Bitcoin surged more than 4% to trade above $61,000 on Thursday, reaching its highest level in over a week, after Federal Reserve Chair Kevin Warsh signaled that inflation risks had eased. The move pushed the asset away from a recent low of $58,200 and marked a notable divergence from a broad sell-off in technology equities.

Speaking at the European Central Bank's forum in Sintra, Portugal, Warsh delivered his first notably dovish comment since a hawkish June rate outlook triggered weeks of sustained outflows from U.S. bitcoin exchange-traded funds. His remarks reduced fears of additional restrictive monetary policy and appeared to directly catalyze the crypto bid.

The rally stood in contrast to a sharp downturn in tech-heavy equity markets. South Korea's Kospi index dropped 7.9% on the same day after Samsung Electronics and SK Hynix together shed approximately $290 billion in combined market value — the second time this month the index has fallen sharply on concerns surrounding artificial-intelligence chip demand, according to Bloomberg. Meta compounded the unease by announcing plans to sell spare computing capacity to outside customers, reigniting questions about whether AI infrastructure investment has outpaced actual demand.

Despite the pressure on Asian equities, bitcoin held its gains throughout the session.

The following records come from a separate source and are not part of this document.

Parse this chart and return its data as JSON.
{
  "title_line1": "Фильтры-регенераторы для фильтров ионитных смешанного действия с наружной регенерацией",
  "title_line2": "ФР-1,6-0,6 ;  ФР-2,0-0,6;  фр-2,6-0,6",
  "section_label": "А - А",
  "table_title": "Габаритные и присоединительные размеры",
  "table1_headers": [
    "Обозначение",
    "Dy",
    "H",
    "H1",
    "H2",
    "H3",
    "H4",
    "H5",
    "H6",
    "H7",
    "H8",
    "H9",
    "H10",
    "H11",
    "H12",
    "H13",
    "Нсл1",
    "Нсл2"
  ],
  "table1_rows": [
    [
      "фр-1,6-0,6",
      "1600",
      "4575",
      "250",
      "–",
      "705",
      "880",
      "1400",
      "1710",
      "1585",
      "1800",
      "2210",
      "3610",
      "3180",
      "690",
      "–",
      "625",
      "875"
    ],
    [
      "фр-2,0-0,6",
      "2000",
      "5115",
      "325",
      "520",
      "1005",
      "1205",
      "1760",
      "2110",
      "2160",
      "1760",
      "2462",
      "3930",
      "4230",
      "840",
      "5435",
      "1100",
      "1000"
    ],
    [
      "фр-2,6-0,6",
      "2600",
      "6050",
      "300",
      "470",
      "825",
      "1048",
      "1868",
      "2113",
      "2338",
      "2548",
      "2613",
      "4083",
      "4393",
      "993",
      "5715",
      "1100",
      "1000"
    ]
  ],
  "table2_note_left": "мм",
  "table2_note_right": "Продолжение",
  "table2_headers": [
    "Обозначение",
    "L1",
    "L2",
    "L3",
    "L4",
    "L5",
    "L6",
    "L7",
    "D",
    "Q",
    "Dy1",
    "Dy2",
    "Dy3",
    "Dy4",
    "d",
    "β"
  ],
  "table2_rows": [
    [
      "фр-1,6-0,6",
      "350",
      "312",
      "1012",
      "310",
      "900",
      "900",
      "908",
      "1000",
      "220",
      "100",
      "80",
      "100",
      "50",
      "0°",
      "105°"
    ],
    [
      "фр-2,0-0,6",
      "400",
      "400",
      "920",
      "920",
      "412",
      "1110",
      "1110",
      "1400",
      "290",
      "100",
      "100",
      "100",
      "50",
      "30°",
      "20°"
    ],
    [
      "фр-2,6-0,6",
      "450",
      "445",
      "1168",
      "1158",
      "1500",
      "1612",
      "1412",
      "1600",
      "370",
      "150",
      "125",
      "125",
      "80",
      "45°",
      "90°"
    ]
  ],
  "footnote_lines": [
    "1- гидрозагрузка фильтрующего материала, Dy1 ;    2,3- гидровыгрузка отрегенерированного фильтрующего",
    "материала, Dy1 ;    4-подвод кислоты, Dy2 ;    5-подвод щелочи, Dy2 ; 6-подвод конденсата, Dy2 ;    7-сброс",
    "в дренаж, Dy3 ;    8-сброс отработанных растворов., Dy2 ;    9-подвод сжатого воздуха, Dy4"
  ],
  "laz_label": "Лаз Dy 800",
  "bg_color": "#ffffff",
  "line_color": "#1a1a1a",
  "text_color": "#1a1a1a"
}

That relative strength has been largely absent during a quarter in which capital steadily rotated out of crypto and into AI-related assets.

FxPro chief market analyst Alex Kuptsikevich had flagged the situation as precarious earlier in the week, describing it as 'a rather dangerous consolidation for the bulls' while bitcoin remained pinned below $60,000. He identified $40,000 as the next meaningful support level if the current floor broke down. Thursday's rebound above $61,000 creates additional distance from that threshold, though analysts caution that a single strong session does not reverse a difficult first half of the year for the asset.

The next major market event is Friday's U.S. non-farm payrolls report. A stronger-than-expected jobs print would give the Federal Reserve justification to maintain its restrictive stance, while a softer reading would revive expectations for interest rate cuts. The report is broadly expected to set the directional tone for crypto and broader risk markets heading into July.

Per CoinDesk data, bitcoin was up approximately 4.1% over the 24-hour period at the time of reporting, reflecting its firmest weekly footing since the most recent leg of the sell-off began.